Se uma adolescente for violada e engravidar, deve ter o direito de abortar? Se os exames médicos revelarem graves malformações num feto, poderá interromper-se a gravidez? E se uma mulher não sentir simplesmente condições (económicas, sociais, emocionais) para ser mãe, pode decidir não o ser? A todas estas questões, tantas vezes debatidas de forma emotiva por toda a Europa no último meio século, a lei irlandesa continua a dizer “não”. É um dos últimos países europeus a manter o crime de aborto no código penal, prevendo 14 anos de prisão para as mulheres que, em qualquer circunstância, o pratiquem.
O tema, verdadeiramente fraturante num país que tem como pilar identitário o catolicismo, já foi levado a referendo por seis vezes nos últimos 35 anos – mas nunca como agora os defensores do “Sim” tiveram verdadeiras hipóteses de vitória. Ajudará o facto de, a 25 de maio, os eleitores não terem de se pronunciar sobre questões tão concretas como as aqui enunciadas; irão responder apenas se querem revogar o artigo 40.3.3 da Constituição – conhecido como a oitava emenda – que dá aos fetos e às mães gestantes o mesmo direito à vida, tornando inviável qualquer interrupção de gravidez.
Até 2013, o aborto permanecia proibido, mesmo em último recurso para salvar a vida da mãe. A Irlanda era a única democracia ocidental a manter esta posição e, em 2013, foi acrescentada à lei essa única exceção. Foi uma alteração imposta por uma sociedade em estado de choque, revoltada com o caso de uma jovem indiana que estudava medicina dentária no país. Entrara no hospital grávida de 17 semanas, com sinais de um aborto espontâneo. Não havia forma de manter a gravidez, disseram-lhe. Mas também não podiam fazer qualquer intervenção médica para lhe salvar a vida porque o feto ainda revelava batimento cardíaco. A jovem acabou por morrer uma semana depois, com uma infeção generalizada.
Mais de 20 mil pessoas juntaram-se nessa noite à porta do hospital de Galway, com velas na mão. As manifestações estenderam-se a toda a República, com mulheres empunhando cartazes que não defendiam o “Sim” ou o “Não” – pediam apenas “Nunca mais”.
O fim das viagens a Inglaterra?
A oitava emenda foi inscrita na Constituição em 1983, após aprovação em referendo (67% dos votos). Desde então, multiplicou-se o número de mulheres a procurar Inglaterra para abortar: os dados oficiais britânicos referenciam 170 mil irlandesas como utentes.
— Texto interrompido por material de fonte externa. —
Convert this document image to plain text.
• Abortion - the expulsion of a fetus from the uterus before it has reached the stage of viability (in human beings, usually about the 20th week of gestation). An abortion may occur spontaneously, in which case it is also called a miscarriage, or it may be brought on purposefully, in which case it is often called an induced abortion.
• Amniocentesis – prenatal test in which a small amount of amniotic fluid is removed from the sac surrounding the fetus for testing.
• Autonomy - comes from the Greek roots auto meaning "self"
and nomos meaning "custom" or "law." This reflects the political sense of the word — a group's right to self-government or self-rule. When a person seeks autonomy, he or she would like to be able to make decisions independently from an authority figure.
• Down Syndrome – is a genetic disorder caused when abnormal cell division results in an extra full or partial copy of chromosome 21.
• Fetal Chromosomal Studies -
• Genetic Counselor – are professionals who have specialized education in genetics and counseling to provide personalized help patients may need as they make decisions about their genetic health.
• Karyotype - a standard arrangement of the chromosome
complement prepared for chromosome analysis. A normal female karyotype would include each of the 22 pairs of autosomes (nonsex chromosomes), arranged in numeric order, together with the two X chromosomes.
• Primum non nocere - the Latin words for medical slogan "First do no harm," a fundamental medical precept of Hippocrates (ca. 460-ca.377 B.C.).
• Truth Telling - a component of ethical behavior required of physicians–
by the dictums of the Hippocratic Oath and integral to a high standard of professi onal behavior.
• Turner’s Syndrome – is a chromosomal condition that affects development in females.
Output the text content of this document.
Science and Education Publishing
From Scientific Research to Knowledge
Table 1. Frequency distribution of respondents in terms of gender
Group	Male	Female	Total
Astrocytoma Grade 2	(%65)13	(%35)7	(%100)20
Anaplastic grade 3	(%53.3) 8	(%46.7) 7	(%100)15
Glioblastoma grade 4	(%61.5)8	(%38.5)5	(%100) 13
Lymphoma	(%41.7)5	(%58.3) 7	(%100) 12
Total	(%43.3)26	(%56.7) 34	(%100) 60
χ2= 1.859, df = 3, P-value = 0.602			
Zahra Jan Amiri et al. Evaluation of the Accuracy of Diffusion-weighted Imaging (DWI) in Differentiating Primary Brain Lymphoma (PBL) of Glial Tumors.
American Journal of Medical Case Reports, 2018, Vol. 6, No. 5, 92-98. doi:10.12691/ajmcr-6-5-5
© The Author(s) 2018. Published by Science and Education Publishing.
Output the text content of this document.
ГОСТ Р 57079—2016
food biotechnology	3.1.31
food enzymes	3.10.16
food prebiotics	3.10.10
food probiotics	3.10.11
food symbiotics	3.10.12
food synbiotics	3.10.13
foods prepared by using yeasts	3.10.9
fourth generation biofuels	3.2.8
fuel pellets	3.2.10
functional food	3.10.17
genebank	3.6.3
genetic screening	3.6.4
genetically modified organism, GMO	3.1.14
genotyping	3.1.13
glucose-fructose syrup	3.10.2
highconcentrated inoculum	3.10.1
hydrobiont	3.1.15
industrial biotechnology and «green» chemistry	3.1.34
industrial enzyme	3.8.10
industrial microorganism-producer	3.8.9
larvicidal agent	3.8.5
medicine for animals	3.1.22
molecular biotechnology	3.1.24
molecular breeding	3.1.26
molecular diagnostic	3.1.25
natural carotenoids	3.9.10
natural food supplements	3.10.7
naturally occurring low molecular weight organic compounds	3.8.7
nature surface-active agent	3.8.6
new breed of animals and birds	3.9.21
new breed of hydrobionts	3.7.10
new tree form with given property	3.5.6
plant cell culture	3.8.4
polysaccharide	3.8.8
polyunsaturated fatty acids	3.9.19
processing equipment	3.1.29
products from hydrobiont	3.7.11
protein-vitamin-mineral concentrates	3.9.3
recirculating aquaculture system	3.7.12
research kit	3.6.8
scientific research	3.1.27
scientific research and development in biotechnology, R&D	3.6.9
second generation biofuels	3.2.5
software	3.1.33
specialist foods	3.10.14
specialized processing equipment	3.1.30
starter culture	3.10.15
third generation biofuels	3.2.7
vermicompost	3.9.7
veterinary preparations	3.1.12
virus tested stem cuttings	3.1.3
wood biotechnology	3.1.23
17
Ao contrário das britânicas, que têm a interrupção voluntária da gravidez gratuita no serviço nacional de saúde, as irlandesas têm de pagar entre 700 e 2000 euros, consoante o tempo de gestação. Por isso, esta é também uma questão de classes – as mais pobres ficam reféns das parteiras clandestinas na Irlanda, ou compram pílulas abortivas através da internet, com todos os riscos de saúde associados. Em caso de complicações, acabam entre a vida e a morte nos mesmos locais sem condições médicas, porque uma ida às urgências pode implicar uma denúncia que as atira para a prisão.
Este tema subsiste como o último tabu da sociedade irlandesa, que aprovou o casamento entre pessoas do mesmo sexo em 2015 e, em junho do ano passado, elegeu Leo Varadkar, de 39 anos e homossexual assumido, como primeiro-ministro do país. É ele quem promete liderar a discussão parlamentar sobre a interrupção voluntária da gravidez, caso o “Sim” vença o referendo. O governo irá propor que as irlandesas possam fazê-lo até às 12 semanas de gestação.
Kitty Holland, jornalista do Irish Times, não se atreve a dar como certa a vitória do “Sim” no referendo, apesar de notar uma “grande mudança” na forma como o assunto está a ser debatido publicamente. Na hora de votar poderá haver surpresas, escreveu esta semana no The Guardian. “Aqueles que se dizem contra a revogação da oitava emenda expressam preocupações sobre o fim de uma Irlanda que sempre valorizou a família e os filhos, uma Irlanda construída em torno da comunidade, da proteção dos mais vulneráveis e profundamente respeitadora da sua fé. O aborto, dizendo respeito aos direitos individuais, visto até como uma questão egoísta das mulheres, aparentemente colide com essa ideia de Irlanda. E muitos cidadãos permanecem divididos por isso mesmo.”